An examination of the map introduced in evidence shows that New City is generally north of Nanuet and distant from the latter about four miles; Newburgh is generally north of Nanuet distant therefrom approximately thirty-five miles. On his arrival at Newburgh, according to the plan previously arranged with his wife, petitioner spent the evening. At about eleven-thirty at night, he started to drive south from Newburgh on a route which appears by the map to be a direct route by which to return either to New City or to his home in Westwood. He testified that he intended to return to New City and repossess the car since he believed that Mr. Conklin would by then have returned to his home.

When but a few miles out of Newburgh, he sustained an accident resulting in injuries for which the Workmen's Compensation Bureau gave him an award.

The question for decision is whether or not, under such circumstances, the accident arose out of and in the course of the employment. As previously stated, the Compensation Bureau found that it did.

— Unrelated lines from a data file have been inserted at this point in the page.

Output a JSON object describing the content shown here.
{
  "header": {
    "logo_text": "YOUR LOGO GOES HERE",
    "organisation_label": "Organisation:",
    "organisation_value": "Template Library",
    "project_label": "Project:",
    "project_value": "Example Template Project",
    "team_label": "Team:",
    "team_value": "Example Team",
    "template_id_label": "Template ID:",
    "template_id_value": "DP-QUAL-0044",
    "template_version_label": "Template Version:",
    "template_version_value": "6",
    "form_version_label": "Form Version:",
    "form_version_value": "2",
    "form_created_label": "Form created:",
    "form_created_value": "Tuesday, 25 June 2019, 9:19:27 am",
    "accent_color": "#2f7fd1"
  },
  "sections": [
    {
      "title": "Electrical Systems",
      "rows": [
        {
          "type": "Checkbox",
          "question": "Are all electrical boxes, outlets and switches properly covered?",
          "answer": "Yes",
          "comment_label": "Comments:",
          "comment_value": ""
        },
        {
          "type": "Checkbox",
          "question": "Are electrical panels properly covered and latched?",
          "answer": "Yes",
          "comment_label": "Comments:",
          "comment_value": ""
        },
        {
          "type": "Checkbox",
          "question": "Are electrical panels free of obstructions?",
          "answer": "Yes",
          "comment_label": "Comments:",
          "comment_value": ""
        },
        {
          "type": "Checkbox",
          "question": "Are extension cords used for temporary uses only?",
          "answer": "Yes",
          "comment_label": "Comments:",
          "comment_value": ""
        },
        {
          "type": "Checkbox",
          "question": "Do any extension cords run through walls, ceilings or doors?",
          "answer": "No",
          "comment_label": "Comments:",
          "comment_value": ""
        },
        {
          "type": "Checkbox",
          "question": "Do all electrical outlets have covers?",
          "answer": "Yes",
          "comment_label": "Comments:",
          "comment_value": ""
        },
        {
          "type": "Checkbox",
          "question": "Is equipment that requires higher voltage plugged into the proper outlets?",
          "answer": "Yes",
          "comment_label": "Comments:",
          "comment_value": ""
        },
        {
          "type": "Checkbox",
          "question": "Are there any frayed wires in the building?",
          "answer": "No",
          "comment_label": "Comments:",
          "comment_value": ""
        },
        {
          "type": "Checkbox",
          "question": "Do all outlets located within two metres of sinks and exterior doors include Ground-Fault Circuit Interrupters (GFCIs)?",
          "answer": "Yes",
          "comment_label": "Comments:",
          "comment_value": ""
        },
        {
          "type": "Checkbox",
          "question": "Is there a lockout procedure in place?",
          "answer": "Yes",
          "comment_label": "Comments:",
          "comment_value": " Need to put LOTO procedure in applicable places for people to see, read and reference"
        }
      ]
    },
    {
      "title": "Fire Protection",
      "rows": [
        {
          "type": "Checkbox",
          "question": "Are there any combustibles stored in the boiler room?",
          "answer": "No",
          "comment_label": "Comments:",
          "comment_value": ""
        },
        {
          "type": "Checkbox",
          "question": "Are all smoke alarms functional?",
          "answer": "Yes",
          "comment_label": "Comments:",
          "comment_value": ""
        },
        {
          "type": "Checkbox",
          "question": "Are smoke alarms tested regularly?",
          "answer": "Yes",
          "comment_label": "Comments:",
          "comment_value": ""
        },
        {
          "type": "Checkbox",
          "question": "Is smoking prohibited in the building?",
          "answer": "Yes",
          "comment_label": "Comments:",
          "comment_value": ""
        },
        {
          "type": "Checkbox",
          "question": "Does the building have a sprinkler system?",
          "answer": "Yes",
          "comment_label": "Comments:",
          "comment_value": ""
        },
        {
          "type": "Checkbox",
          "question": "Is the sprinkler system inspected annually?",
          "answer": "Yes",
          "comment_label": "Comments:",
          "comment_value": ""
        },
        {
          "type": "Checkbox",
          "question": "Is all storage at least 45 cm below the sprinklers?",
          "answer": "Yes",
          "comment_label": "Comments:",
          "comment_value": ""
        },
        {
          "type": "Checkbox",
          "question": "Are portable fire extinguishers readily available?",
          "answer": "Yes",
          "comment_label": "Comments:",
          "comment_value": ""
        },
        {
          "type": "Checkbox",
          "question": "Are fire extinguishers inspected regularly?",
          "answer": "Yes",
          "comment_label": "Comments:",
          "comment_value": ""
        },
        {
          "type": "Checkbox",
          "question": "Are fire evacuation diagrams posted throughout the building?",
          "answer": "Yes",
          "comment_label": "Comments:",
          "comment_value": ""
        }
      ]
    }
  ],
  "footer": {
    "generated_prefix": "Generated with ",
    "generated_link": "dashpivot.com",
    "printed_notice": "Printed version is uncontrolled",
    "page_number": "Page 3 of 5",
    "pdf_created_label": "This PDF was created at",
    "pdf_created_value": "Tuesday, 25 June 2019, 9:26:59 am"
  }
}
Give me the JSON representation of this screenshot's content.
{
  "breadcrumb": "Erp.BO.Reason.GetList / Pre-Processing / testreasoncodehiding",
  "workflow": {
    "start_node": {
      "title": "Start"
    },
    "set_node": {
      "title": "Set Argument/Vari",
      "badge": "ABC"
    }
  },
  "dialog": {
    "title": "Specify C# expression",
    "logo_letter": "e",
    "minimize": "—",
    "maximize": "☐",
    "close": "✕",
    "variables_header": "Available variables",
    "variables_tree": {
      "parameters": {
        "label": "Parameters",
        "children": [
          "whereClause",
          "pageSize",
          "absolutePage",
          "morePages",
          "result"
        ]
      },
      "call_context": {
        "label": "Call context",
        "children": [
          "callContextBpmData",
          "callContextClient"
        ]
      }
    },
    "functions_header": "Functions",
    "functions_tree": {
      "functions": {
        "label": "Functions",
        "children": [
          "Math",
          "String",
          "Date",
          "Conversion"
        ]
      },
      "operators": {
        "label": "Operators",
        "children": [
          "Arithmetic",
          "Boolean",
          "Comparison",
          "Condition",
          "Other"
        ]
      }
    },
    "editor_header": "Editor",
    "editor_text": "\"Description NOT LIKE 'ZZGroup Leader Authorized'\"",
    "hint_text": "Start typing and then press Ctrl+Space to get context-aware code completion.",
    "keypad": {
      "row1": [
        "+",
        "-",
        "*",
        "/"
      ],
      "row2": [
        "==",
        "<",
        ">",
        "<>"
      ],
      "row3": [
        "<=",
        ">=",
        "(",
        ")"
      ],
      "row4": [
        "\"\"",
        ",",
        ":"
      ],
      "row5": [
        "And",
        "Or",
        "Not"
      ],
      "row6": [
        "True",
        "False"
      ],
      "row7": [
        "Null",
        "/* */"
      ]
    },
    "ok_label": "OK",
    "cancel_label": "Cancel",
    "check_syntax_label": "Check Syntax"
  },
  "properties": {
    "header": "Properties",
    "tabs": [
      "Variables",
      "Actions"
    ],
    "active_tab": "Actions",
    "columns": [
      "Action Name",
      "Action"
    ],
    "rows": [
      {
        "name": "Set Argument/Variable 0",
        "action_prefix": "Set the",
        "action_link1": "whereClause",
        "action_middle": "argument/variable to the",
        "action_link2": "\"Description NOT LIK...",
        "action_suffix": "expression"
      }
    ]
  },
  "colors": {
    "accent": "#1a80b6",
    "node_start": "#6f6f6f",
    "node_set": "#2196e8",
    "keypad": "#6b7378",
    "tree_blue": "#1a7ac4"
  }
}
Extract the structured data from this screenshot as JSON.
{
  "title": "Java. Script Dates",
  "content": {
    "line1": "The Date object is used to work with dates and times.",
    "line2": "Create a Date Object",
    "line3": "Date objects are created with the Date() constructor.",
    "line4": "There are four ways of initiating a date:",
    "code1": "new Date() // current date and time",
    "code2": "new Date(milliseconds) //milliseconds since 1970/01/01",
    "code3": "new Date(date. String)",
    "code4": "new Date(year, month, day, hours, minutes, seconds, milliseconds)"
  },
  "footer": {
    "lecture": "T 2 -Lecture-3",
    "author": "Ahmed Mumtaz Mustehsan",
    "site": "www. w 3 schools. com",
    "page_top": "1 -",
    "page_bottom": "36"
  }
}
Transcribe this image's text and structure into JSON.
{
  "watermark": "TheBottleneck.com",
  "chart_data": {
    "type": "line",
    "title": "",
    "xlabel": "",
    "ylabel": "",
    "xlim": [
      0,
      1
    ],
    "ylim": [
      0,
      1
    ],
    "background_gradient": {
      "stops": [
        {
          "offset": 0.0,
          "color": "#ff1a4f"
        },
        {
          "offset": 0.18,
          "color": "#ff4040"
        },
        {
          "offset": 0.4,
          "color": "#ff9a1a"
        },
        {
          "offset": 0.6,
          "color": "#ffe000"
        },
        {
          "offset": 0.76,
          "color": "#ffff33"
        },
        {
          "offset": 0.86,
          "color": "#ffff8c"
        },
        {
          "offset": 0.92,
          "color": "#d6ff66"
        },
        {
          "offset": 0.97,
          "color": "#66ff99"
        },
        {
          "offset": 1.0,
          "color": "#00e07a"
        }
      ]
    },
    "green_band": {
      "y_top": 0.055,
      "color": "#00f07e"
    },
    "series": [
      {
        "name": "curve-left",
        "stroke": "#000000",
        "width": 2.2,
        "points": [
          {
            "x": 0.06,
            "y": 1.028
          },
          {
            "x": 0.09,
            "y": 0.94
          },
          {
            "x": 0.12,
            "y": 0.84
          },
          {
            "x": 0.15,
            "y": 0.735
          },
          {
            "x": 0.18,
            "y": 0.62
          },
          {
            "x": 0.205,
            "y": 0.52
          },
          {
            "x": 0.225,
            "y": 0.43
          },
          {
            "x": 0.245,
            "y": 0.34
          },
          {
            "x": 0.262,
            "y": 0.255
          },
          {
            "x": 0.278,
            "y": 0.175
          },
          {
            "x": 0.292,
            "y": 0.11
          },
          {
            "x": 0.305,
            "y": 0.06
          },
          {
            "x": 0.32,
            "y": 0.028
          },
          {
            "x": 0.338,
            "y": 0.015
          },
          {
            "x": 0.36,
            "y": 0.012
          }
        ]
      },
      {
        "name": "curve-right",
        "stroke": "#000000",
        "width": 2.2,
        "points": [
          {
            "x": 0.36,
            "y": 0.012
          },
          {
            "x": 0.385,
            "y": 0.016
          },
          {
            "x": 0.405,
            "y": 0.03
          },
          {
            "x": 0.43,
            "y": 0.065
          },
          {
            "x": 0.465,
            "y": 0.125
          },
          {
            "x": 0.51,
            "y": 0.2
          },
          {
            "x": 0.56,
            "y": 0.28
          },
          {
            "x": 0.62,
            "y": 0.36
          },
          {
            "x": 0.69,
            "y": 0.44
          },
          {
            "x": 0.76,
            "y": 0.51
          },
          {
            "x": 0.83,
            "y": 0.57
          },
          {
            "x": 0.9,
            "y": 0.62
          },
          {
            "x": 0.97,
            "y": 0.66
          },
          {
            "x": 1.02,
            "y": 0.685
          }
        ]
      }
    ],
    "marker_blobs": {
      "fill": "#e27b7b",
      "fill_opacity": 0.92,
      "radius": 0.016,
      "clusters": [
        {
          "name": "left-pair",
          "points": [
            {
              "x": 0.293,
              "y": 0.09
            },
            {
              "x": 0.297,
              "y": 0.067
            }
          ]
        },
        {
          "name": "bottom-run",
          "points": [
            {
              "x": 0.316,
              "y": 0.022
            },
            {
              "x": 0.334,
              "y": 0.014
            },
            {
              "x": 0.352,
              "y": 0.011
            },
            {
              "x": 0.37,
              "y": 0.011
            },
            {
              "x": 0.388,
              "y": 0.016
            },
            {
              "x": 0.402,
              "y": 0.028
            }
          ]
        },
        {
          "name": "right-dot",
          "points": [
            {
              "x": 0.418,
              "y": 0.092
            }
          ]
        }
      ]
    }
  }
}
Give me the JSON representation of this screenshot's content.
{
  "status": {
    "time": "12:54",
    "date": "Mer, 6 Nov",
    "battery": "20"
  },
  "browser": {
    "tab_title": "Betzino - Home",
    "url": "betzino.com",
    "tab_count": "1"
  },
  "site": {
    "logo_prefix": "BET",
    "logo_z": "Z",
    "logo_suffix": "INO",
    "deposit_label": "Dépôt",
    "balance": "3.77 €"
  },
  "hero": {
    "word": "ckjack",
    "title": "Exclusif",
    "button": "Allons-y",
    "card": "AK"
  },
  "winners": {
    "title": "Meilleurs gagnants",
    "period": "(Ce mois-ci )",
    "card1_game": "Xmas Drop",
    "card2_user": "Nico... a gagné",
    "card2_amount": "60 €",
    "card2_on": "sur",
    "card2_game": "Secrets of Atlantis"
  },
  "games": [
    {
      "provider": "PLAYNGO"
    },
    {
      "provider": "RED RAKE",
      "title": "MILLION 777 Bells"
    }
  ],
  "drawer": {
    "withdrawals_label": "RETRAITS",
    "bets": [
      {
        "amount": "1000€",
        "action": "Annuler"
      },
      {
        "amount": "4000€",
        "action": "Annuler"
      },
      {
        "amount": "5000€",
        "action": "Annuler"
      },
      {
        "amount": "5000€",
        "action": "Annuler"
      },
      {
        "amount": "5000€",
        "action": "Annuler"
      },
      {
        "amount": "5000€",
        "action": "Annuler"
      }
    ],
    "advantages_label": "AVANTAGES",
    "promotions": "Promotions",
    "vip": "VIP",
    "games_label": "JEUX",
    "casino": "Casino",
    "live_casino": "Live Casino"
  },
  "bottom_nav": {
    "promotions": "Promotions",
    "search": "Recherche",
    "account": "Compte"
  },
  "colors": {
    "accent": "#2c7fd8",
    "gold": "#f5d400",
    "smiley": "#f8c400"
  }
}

In Pilkington v. State Highway Department, 124 N.J.L. 11, this court approved the test as laid down by the New York Court of Appeals in Marks Dependents v. Gray et al., 167 N.E. Rep. 181, that "If the work of the employee creates the necessity for travel, he is in the course of his employment, though he is serving at the same time some purpose of his own. Clawson v. Pierce-Arrow Motor Car Co., 231 N.Y. 273; 131 N.E. Rep. 914. If, however, the work has had no part in creating the necessity for travel, if the journey would have gone forward though the business errand had been dropped, and would have been canceled upon failure of the private purpose, though the business errand was undone, the travel is then personal, and personal the risk." This court

[130 NJL Page 309]

in the Pilkington case found as a fact that the decedent did not meet with an accident arising out of and in the course of his employment and the Court of Errors and Appeals affirmed, 125 N.J.L. 444.

It becomes necessary in each case to determine, therefore, whether the travel is on the employer's business or on personal business, and we find as a fact that when Mr. Clegg left Nanuet and went approximately thirty-five miles beyond any point where the business of his employer required him to be, in order to keep a previously made personal engagement, that he then abandoned his employment. Compare Okin v. Essex Sales Co., 103 N.J.L. 217; affirmed, 104 Id. 181; Shefts v. Free, 105 Id. 577.

The award in the Workmen's Compensation Bureau is reversed, with costs.